The 28th leg of the Camino.
If I compare the 18th Sonnet to the 130th Sonnet, I wonder what happened to William. Who knows the order in which they were actually written, but it seems to me the man grew up: fell out of a first love, and became something of a realist. I hope this meant a lasting kind of happiness, if not flush with the high of infatuation, with an ease and delight in things like watching a person “tread”.
I grant I never saw a goddess go;
My mistress when she walks treads on the ground.
And yet, by heaven, I think my love as rare
As any she belied with false compare.
E. writes me beautiful love letters. Not sonnets. If he were to write sonnets, I wouldn’t want him to write that I was more beautiful than a summer’s day. (I am most certainly not more temperate.) I am very grateful that someone once did write me such gushing lines: someone so totally flushed with that exquisite experience of infatuation. I’m grateful that I have also written such hyperbolic and purple words. More than once, to more than one person. I would not trade those experiences, but neither would I have them again.
Our guide today asks us to contemplate comparisons. I find it difficult to narrow the field of possible areas for comparison. And I find myself thinking that comparison is an activity that is fundamental to our survival. We categorize the novel things that we encounter by comparing them to what we know. But it has its limitations. Red fruits are poisonous, or delicious, or both. Red-headed men, too.

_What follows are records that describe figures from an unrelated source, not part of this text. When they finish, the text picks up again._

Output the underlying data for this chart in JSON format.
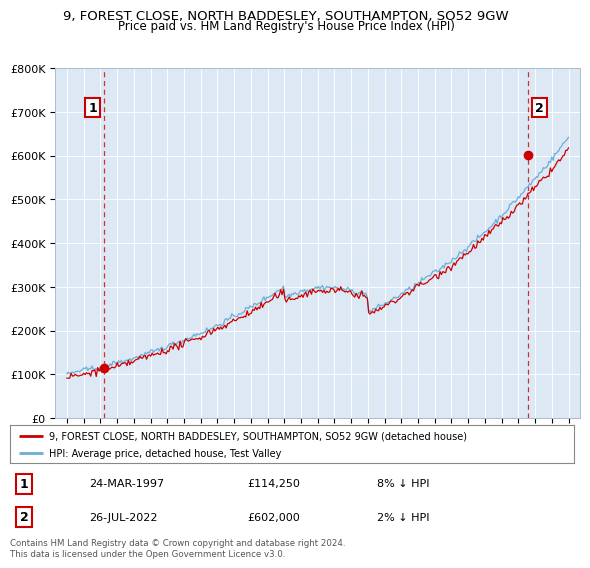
{
  "title": "9, FOREST CLOSE, NORTH BADDESLEY, SOUTHAMPTON, SO52 9GW",
  "subtitle": "Price paid vs. HM Land Registry's House Price Index (HPI)",
  "ylim": [
    0,
    800000
  ],
  "yticks": [
    0,
    100000,
    200000,
    300000,
    400000,
    500000,
    600000,
    700000,
    800000
  ],
  "ytick_labels": [
    "£0",
    "£100K",
    "£200K",
    "£300K",
    "£400K",
    "£500K",
    "£600K",
    "£700K",
    "£800K"
  ],
  "x_start_year": 1995,
  "x_end_year": 2025,
  "hpi_color": "#6baed6",
  "price_color": "#cc0000",
  "point1_year": 1997.23,
  "point1_value": 114250,
  "point2_year": 2022.55,
  "point2_value": 602000,
  "legend_entry1": "9, FOREST CLOSE, NORTH BADDESLEY, SOUTHAMPTON, SO52 9GW (detached house)",
  "legend_entry2": "HPI: Average price, detached house, Test Valley",
  "table_row1_date": "24-MAR-1997",
  "table_row1_price": "£114,250",
  "table_row1_hpi": "8% ↓ HPI",
  "table_row2_date": "26-JUL-2022",
  "table_row2_price": "£602,000",
  "table_row2_hpi": "2% ↓ HPI",
  "footer": "Contains HM Land Registry data © Crown copyright and database right 2024.\nThis data is licensed under the Open Government Licence v3.0.",
  "plot_bg_color": "#dce9f5"
}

We look to see what we need to survive. And that seems natural enough: we watched our elders store food for the winter, plan ahead and keep seeds for the next season. But now we live in civilizations where survival means so much more. And we watch what the “healthy” do, want what they have. I wish I could say that this health crisis would point out how absurd our constructed requirements are, but the wealthy are getting tested, getting medical care. The “underprivileged” die. Keeping up with the Joneses can’t be written off as a matter of vanity. It’s one of our most practical survival instincts. At odds with our equally powerful instinct to care for one another.
Researchers have observed Capuchin monkeys who will refuse to work when they see other monkeys doing the same work for less of a reward. The headline reads that “fairness extends beyond humans“, but I wonder if the monkeys aren’t better at it. This is also a kind of comparison: making sure the Joneses keep up with us.

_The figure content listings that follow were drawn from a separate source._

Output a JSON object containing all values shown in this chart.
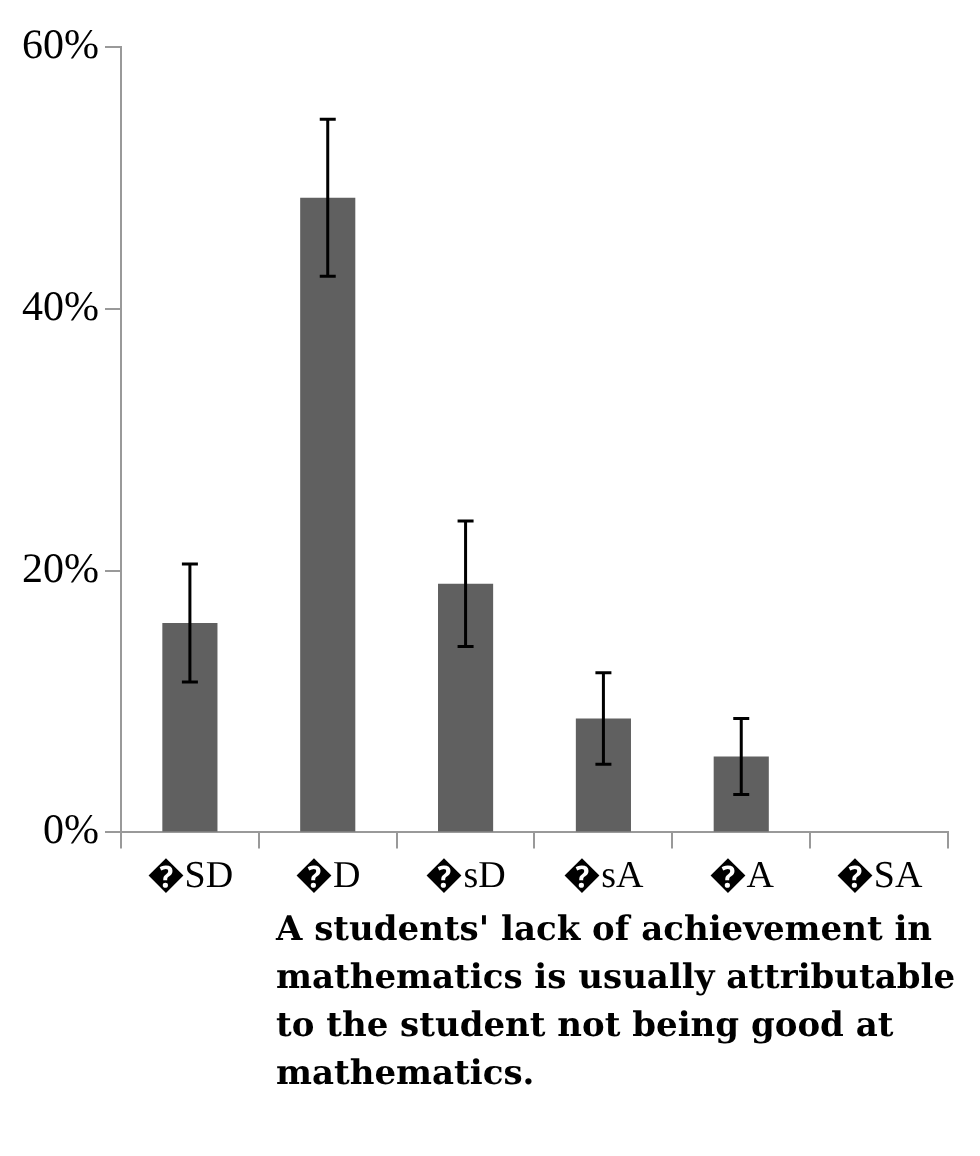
{
  "chart_data": {
    "type": "bar",
    "xlabel": "A students' lack of achievement in mathematics is usually attributable to the student not being good at mathematics.",
    "categories": [
      "�SD",
      "�D",
      "�sD",
      "�sA",
      "�A",
      "�SA"
    ],
    "values": [
      16,
      48.5,
      19,
      8.7,
      5.8,
      0
    ],
    "errors": [
      4.5,
      6,
      4.8,
      3.5,
      2.9,
      null
    ],
    "color": "#606060",
    "ylim": [
      0,
      60
    ],
    "yticks": [
      {
        "value": 0,
        "label": "0%"
      },
      {
        "value": 20,
        "label": "20%"
      },
      {
        "value": 40,
        "label": "40%"
      },
      {
        "value": 60,
        "label": "60%"
      }
    ],
    "grid": false,
    "legend": false
  }
}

If comparison is a fundamental human – in fact, primate – activity, then how do I want to employ it? From what perspective do I view things, and when is it helpful?
If I have learned anything from E.’s overflowing toolboxes, there is an appropriate tool for every job, but not every tool is appropriate for the job.
What’s to compare?
I know happy people who are wealthy, who have famous friends, who have the envy of others. And I know people who are happy without any of those things.
A summer’s day up in the mountains can be gorgeous. But I have also heard the ice singing on the lake in the dark on a winter’s morning.